El análisis de las cifras revela una tendencia al alza sostenida: mientras que en mayo de 2025 se contabilizaron 54 sanciones, la cifra ascendió a 282 en el mismo mes de 2026. Un comportamiento similar se observa en junio, donde el volumen de expedientes superó los 300, triplicando los registros del año anterior. Desde el equipo de gobierno se justifica este repunte como una consecuencia directa del refuerzo de la plantilla policial, que ha pasado de nueve a 28 agentes en el presente mandato. La edil responsable sostiene que este despliegue garantiza una mayor vigilancia y que la labor sancionadora representa apenas una quinta parte de las irregularidades detectadas por los efectivos.
Este endurecimiento en la fiscalización coincide con la entrada en vigor de nuevas normativas locales, entre las que destaca una ordenanza específica para la preservación del arbolado urbano. Esta regulación establece un régimen de sanciones que oscila entre los 60 y los 3.000 euros, dependiendo de la gravedad de la conducta, abarcando desde daños menores —como el anclaje de bicicletas o el uso de mobiliario sobre los ejemplares— hasta acciones de mayor impacto, como la tala no autorizada o el vertido de sustancias contaminantes. Paralelamente, el Consistorio ha intensificado el control sobre la gestión de residuos, logrando identificar a los responsables de vertidos incontrolados mediante el uso de cámaras de videovigilancia y la colaboración ciudadana.
La oposición, encabezada por el portavoz José Daniel Díaz Armas, ha cuestionado el enfoque del actual ejecutivo. Si bien el grupo mayoritario reconoce la necesidad de hacer cumplir la normativa, advierte sobre el riesgo de que la sanción económica se convierta en el eje vertebrador de la relación entre la administración y el vecino. El debate se extiende también a la autoría del incremento de efectivos: mientras el gobierno local insiste en que la plantilla era de nueve agentes al inicio de su gestión, la oposición reivindica haber sentado las bases del proceso de ampliación durante su etapa al frente del Ayuntamiento.

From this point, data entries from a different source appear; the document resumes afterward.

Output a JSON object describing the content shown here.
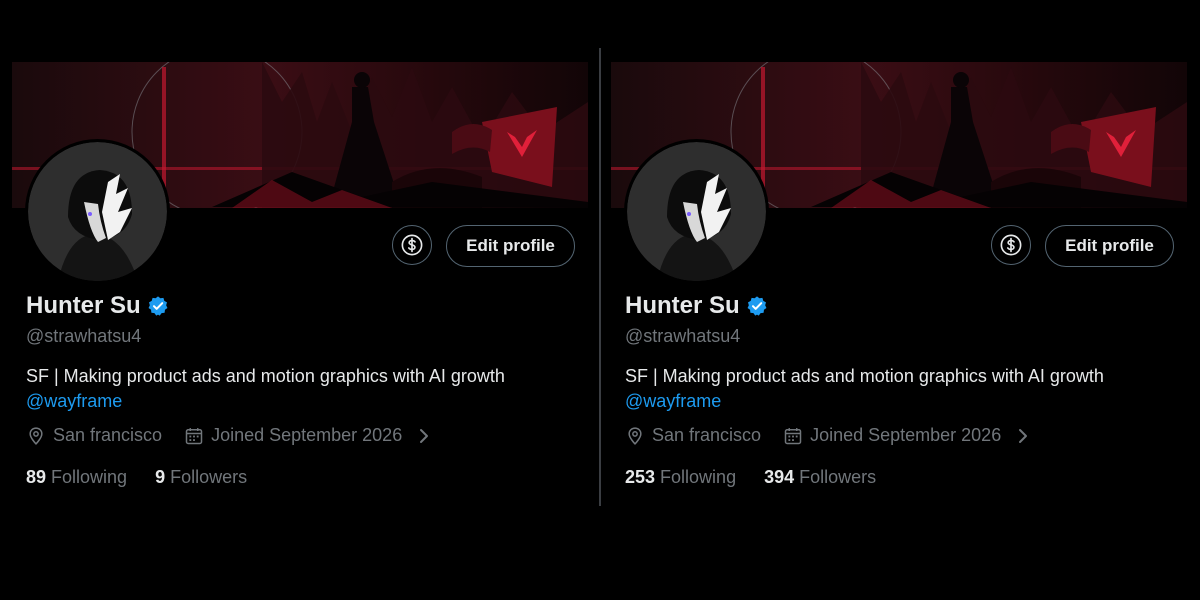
{
  "colors": {
    "background": "#000000",
    "text_primary": "#e7e9ea",
    "text_secondary": "#71767b",
    "link": "#1d9bf0",
    "verified_badge": "#1d9bf0",
    "button_border": "#536471",
    "banner_accent": "#b3142a"
  },
  "icons": {
    "verified": "verified-badge-icon",
    "tip": "dollar-sign-icon",
    "location": "map-pin-icon",
    "joined": "calendar-icon",
    "more": "chevron-right-icon"
  },
  "profiles": [
    {
      "edit_button": "Edit profile",
      "name": "Hunter Su",
      "handle": "@strawhatsu4",
      "bio_text": "SF | Making product ads and motion graphics with AI growth ",
      "bio_mention": "@wayframe",
      "location": "San francisco",
      "joined": "Joined September 2026",
      "following_count": "89",
      "following_label": "Following",
      "followers_count": "9",
      "followers_label": "Followers"
    },
    {
      "edit_button": "Edit profile",
      "name": "Hunter Su",
      "handle": "@strawhatsu4",
      "bio_text": "SF | Making product ads and motion graphics with AI growth ",
      "bio_mention": "@wayframe",
      "location": "San francisco",
      "joined": "Joined September 2026",
      "following_count": "253",
      "following_label": "Following",
      "followers_count": "394",
      "followers_label": "Followers"
    }
  ]
}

Más allá de la disputa política, el caso de Tacoronte ilustra la tensión habitual en la administración local entre el modelo de policía preventiva —orientada a la mediación y la pedagogía— y el modelo de control sancionador. Mientras el gobierno municipal defiende que la mayor presencia policial es sinónimo de seguridad, la oposición aboga por un modelo que priorice la atención en los barrios y la labor informativa, reservando la vía punitiva exclusivamente para los casos de reincidencia o infracciones de especial gravedad.